According to Ullica Segerstrale’s account of an informal conversation with me over a meal in a Chinese restaurant recounted on page 405 of her recently published biography of Hamilton:

Badcock told me that he and Bill often discussed the Asperger syndrome together. Badcock believed that he himself, too, had the syndrome and added that Asperger Syndrome people like to talk to each other. From our discussion I got the feeling that Bill may have started to think of himself along these lines (Badcock, personal communication).

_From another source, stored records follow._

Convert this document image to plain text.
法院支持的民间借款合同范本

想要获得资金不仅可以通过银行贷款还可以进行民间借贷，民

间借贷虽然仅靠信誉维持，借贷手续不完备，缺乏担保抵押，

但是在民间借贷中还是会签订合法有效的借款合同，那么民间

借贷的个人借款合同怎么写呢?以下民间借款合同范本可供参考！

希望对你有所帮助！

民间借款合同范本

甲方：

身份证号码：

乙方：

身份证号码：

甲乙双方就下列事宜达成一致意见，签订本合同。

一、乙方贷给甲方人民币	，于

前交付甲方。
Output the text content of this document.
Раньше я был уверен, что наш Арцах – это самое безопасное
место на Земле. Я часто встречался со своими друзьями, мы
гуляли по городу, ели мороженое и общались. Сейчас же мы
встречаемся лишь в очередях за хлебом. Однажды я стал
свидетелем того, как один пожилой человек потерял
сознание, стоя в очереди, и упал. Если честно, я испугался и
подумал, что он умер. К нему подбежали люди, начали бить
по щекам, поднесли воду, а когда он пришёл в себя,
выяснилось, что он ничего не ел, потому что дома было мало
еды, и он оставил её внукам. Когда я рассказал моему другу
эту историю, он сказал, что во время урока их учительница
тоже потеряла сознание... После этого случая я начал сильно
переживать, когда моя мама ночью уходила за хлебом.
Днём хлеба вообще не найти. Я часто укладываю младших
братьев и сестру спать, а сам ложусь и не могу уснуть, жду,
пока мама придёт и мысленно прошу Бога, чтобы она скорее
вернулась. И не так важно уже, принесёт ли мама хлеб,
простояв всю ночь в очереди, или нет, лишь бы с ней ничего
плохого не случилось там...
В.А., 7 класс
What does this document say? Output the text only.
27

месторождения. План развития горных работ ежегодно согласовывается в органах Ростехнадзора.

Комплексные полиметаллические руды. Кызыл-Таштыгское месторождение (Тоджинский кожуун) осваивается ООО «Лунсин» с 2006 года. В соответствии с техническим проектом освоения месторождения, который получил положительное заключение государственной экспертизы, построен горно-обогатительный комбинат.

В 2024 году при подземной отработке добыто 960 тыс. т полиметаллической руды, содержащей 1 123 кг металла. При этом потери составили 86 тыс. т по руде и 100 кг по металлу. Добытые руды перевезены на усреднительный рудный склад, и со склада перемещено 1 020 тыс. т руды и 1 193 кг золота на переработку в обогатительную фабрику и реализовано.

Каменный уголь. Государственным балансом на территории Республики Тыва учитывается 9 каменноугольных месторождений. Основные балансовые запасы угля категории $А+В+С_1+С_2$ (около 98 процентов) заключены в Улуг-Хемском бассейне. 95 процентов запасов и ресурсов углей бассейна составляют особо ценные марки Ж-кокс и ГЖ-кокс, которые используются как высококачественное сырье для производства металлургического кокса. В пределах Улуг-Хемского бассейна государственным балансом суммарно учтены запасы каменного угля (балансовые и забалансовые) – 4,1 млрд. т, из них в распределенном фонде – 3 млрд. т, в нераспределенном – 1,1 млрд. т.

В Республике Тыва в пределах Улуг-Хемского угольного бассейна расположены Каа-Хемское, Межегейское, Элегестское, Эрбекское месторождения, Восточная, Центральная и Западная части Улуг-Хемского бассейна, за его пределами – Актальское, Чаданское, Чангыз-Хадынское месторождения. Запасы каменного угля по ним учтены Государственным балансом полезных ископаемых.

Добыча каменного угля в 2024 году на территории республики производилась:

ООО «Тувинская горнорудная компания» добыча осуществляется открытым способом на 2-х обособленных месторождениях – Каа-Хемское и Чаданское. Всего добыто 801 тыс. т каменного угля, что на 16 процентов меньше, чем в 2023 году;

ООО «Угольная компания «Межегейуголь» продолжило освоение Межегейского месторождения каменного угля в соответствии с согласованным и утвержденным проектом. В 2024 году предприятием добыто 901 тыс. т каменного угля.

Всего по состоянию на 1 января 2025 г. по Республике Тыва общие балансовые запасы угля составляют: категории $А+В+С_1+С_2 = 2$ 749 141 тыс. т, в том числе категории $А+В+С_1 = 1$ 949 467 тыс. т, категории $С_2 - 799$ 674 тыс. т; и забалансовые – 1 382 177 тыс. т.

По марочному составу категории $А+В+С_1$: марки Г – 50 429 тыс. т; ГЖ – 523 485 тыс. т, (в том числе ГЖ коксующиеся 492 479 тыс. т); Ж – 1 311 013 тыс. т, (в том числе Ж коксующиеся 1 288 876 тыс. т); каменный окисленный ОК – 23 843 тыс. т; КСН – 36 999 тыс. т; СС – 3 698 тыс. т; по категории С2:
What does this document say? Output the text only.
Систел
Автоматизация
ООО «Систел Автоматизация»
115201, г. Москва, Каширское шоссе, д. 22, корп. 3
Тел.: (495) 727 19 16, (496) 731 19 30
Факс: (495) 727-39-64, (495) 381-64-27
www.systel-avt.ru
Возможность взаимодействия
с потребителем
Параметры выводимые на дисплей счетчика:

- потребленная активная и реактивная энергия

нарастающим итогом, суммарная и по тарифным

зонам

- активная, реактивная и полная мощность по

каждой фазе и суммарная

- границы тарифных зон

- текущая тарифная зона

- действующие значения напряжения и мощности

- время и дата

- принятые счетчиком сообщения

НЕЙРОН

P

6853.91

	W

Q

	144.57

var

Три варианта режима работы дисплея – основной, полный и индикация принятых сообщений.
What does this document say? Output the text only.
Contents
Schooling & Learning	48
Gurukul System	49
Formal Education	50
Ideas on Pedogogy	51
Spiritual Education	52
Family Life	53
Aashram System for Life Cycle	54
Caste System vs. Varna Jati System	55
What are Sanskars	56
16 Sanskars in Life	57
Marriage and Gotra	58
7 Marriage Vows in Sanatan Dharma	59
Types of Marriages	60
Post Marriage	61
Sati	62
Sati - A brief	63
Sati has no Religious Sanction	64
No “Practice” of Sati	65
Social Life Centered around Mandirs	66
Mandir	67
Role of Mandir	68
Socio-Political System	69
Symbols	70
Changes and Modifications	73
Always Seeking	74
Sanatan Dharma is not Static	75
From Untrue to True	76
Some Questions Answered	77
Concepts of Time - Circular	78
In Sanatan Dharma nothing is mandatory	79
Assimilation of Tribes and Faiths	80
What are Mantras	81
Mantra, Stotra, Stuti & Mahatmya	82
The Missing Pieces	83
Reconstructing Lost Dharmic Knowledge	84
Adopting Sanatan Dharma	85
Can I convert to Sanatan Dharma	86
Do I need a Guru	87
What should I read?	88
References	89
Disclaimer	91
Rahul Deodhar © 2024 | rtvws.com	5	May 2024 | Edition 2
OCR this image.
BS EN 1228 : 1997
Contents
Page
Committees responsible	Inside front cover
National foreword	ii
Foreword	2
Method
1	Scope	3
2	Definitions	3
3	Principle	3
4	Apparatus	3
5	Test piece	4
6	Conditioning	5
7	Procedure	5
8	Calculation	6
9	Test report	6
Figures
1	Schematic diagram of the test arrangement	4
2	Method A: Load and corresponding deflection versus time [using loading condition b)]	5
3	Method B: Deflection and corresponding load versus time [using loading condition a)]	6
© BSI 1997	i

In fact, I never ever “discussed the Asperger syndrome” with Hamilton. On the contrary, Englishmen of our age and somewhat autistic, stiff-upper-lip cultural background simply do not go in for personal heart-to-heart discussions of our supposed syndromes! What I actually gave voice to in my remarks to Segerstrale were the very comments that I quote Hamilton making above, and it is a mystery to me why she “got the feeling that Bill may have started to think of himself along these lines” from me rather than from reading what he said about himself in print.

The reason may be that Segerstrale goes on to emphasize other aspects of Hamilton that she feels do not fit with the diagnosis of autism. But had she bothered to consult me before publishing my alleged comments (or even to have looked at The Imprinted Brain or these posts) she would have realized that the diametric model also argues that genius is a rare and creative combination of both autistic and psychotic savantism.

Certainly, this seems an altogether simpler and more scientific psychological scenario for Hamilton’s peculiar genius than the literary one Segerstrale advances. Indeed, her biography brings out some of the more theatrical aspects of Hamilton’s psychotic savantism in his guru-like posturing and dire prophecies of impending doom. And his final, fatal, quixotic expedition to Africa to collect evidence for the polio-vaccine theory of the origin of AIDS seems to combine both the monomanic quirkiness of an autistic mind with elements of both paranoia and conspiracy theorizing. Indeed, it strikingly illustrates the model’s prediction that, since autism is an early onset disorder and psychosis a late one, the autistic savantism should come first, and the psychotic savantism later in life.

The real tragedy of Hamilton’s life is that he died just as a completely new dimension to the intragenomic conflicts he had already described was becoming known: the epigenetic one epitomized in genomic imprinting and copy number variation. This, combined with being already half-way towards the diametric model of the mind with his things/people people distinction and having previously published insights into the psychological consequences of intragenomic conflict might easily have predisposed him to put it all together to produce what today we know as the imprinted brain theory.

The frustrating thing about this biography is that it could have used the theory’s diametric model of genius to elucidate the mind of the person who more than anyone else anticipated and prepared the way for it. But one thing is certain: Bill Hamilton is too important a figure to be left to the attentions of just one biographer. And if the imprinted brain theory eventually triumphs as I am sure it will, it will not only be seen as the crowning glory of the whole Hamiltonian enterprise, but as the key to the mind of the man himself.